Autre enseignement de la soirée, Hugo Lloris est bel et bien le numéro 1 dans l'esprit du staff tricolore. En le titularisant ce mercredi, Raymond Domenech a donc exprimé clairement sa préférence. Pour le reste, le sélectionneur, toujours autant bousculé par un public francilien intransigeant, n'a pas pris de risque. Ses quatre défenseurs sous la menace d'une suspension (Evra, Sagna, Gallas et Abidal) ont pris place soit sur le banc soit dans les tribunes. Finalement seul le capitaine, Thierry Henry, n'a pas déserté le navire tricolore. A ses côtés, en pointe, Karim Benzema, titulaire pour la première fois en match officiel depuis un an et France-Serbie (2-1). Mort de faim, le Madrilène n'a pas tardé à dissiper les doutes nés de la polémique entourant ses dernières prestations en équipe de France.
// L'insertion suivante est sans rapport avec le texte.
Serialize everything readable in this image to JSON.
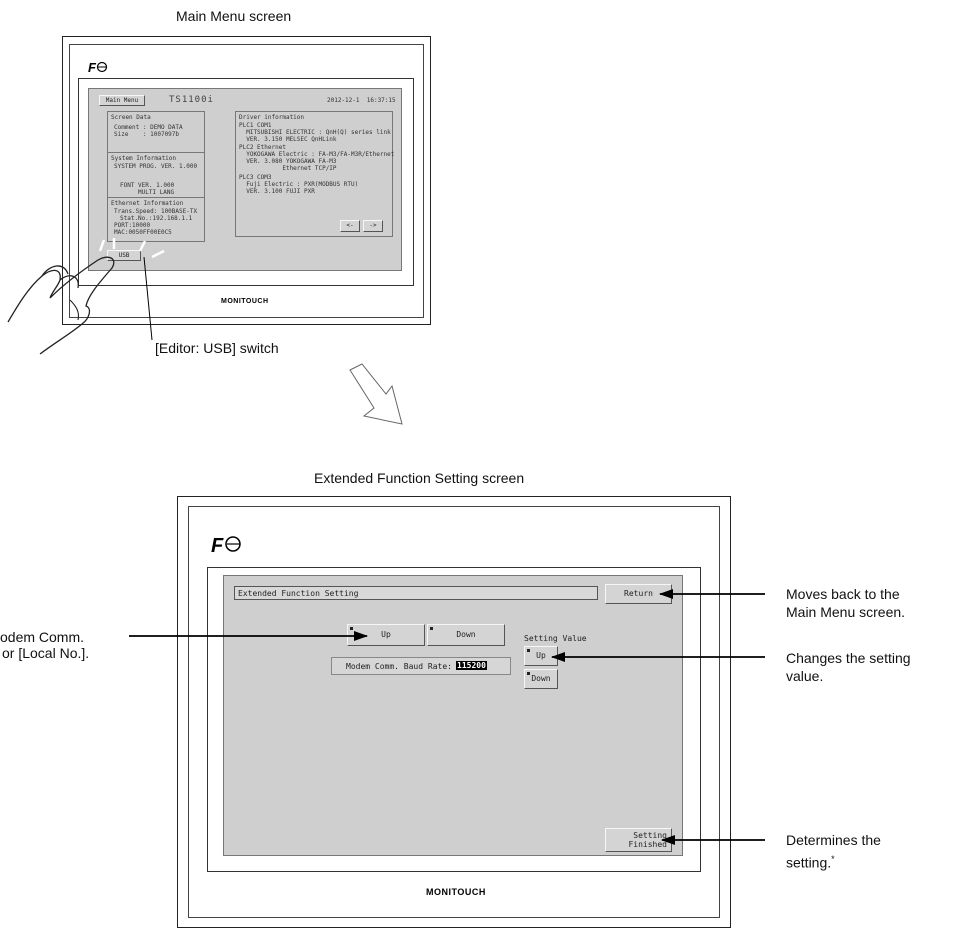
{
  "top": {
    "caption": "Main Menu screen",
    "brand": "MONITOUCH",
    "screen": {
      "menu_button": "Main Menu",
      "model": "TS1100i",
      "datetime": "2012-12-1  16:37:15",
      "screen_data": {
        "heading": "Screen Data",
        "comment": "Comment : DEMO DATA",
        "size": "Size    : 1007097b"
      },
      "system_info": {
        "heading": "System Information",
        "sysprog": "SYSTEM PROG. VER. 1.000",
        "font": "FONT VER. 1.000",
        "lang": "MULTI LANG"
      },
      "ethernet_info": {
        "heading": "Ethernet Information",
        "speed": "Trans.Speed: 100BASE-TX",
        "station": "Stat.No.:192.168.1.1",
        "port": "PORT:10000",
        "mac": "MAC:0050FF00E0C5"
      },
      "driver": {
        "heading": "Driver information",
        "plc1": "PLC1 COM1\n  MITSUBISHI ELECTRIC : QnH(Q) series link\n  VER. 3.150 MELSEC QnHLink",
        "plc2": "PLC2 Ethernet\n  YOKOGAWA Electric : FA-M3/FA-M3R/Ethernet\n  VER. 3.080 YOKOGAWA FA-M3\n            Ethernet TCP/IP",
        "plc3": "PLC3 COM3\n  Fuji Electric : PXR(MODBUS RTU)\n  VER. 3.100 FUJI PXR",
        "prev": "<-",
        "next": "->"
      },
      "usb_button": "USB"
    },
    "callout": "[Editor: USB] switch"
  },
  "bottom": {
    "caption": "Extended Function Setting screen",
    "brand": "MONITOUCH",
    "screen": {
      "title": "Extended Function Setting",
      "return_button": "Return",
      "up_button": "Up",
      "down_button": "Down",
      "baud_label": "Modem Comm. Baud Rate:",
      "baud_value": "115200",
      "setting_value_label": "Setting Value",
      "sv_up": "Up",
      "sv_down": "Down",
      "finish_line1": "Setting",
      "finish_line2": "Finished"
    },
    "annotations": {
      "left_line1": "odem Comm.",
      "left_line2": "or [Local No.].",
      "return_line1": "Moves back to the",
      "return_line2": "Main Menu screen.",
      "change_line1": "Changes the setting",
      "change_line2": "value.",
      "finish_line1": "Determines the",
      "finish_line2": "setting.",
      "finish_mark": "*"
    }
  },
  "colors": {
    "screen_bg": "#cfcfcf",
    "bezel": "#ffffff",
    "button": "#d4d4d4",
    "text_highlight": "#000000"
  }
}
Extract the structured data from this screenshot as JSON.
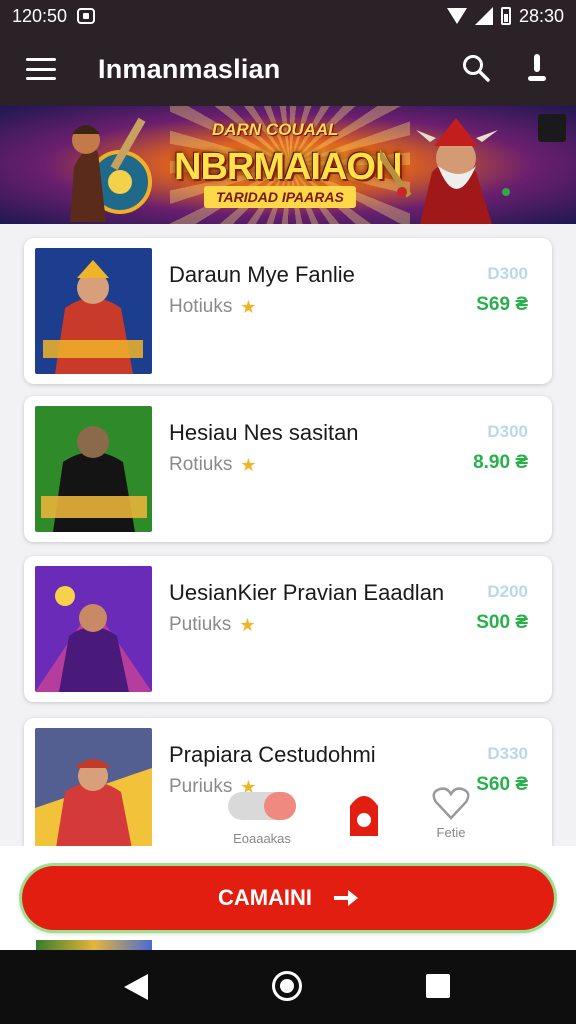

Dans la foulée de son excellente entrée face aux Féroé, Benzema a mis la France sur les bons rails d'une tête plongeante (18e) suite à un centre au cordeau de Florent Malouda, excellent.


Une revanche pour finir

Après un premier quart d'heure poussif et maladroit, les Bleus ont pris l'avantage et déjà scellé le sort du match. Car en face, la 70e nation au classement de la FIFA n'a pas grand chose à proposer. Maladroite techniquement, l'Autriche, dépassée sur la moindre accélération des Bleus, n'a jamais vraiment existé en première période mise à part sur une frappe de Maierhofer brillamment détournée par Lloris (13e). Et dire que les Français ont démarré leur campagne d'éliminatoires par une défaite à Vienne (3-1)... Les doublures n'ont de fait pas eu de mal à faire respecter la hiérarchie. Les Tricolores ont pris le jeu à leur compte et aggravé la marque sur un penalty plus que généreux suite à un tirage de maillot sur Fanni. Thierry Henry s'est chargé d'exécuter la sentence (26e). Les permutations entre les trois flèches offensives, Benzema-Henry-Malouda à la relation technique très intéressante, ont offert des occasions chaudes sur chacune des incursions tricolores.


Comme face aux Féroé, le 4-4-2 a séduit. Suffisant pour concurrencer l'immuable 4-2-3-1 ? Difficile à dire tant l'opposition à Guingamp ou au Stade de France s'est montrée faible et sans génie. S'il devrait garder le but tricolore lors des barrages, Hugo Lloris n'a pas brillé par sa sérénité et la réduction du score autrichienne à la sortie des vestiaires lui est en partie imputable (48e). La France, dans l'ensemble, n'a d'ailleurs pas étalé la même supériorité en seconde période. La sortie de Thierry Henry, touché derrière la cuisse, a déréglé le collectif. Le temps que son remplaçant, André-Pierre Gignac, trouve ses marques et remette les Bleus à l'endroit d'une frappe imparable à l'entrée de la surface (68e). L'Autriche, qui aurait pu croire en un improbable retour, ne s'en est pas remis et est retombée dans ses travers. La Slovénie, l'Ukraine, l'Eire ou la Bosnie, les possibles adversaires des Bleus en barrages, auront sans doute d'autres arguments à faire valoir.


LA DECLA : André-Pierre Gignac (France)

"Il y a une vraie dynamique, le dernier stage nous a fait énormément de bien, le match en Serbie de même. Ca prouve qu'on peut aller loin. (sur les adversaires potentiels en barrages) Peu importe l'adversaire, l'équipe de France a les moyens de battre n'importe quel adversaire. Ce serait bien d'aller à l'extérieur en premier pour recevoir au retour. Il va falloir s'arracher, faire ce qu'on fait en ce moment en marquant des buts et en déroulant vraiment".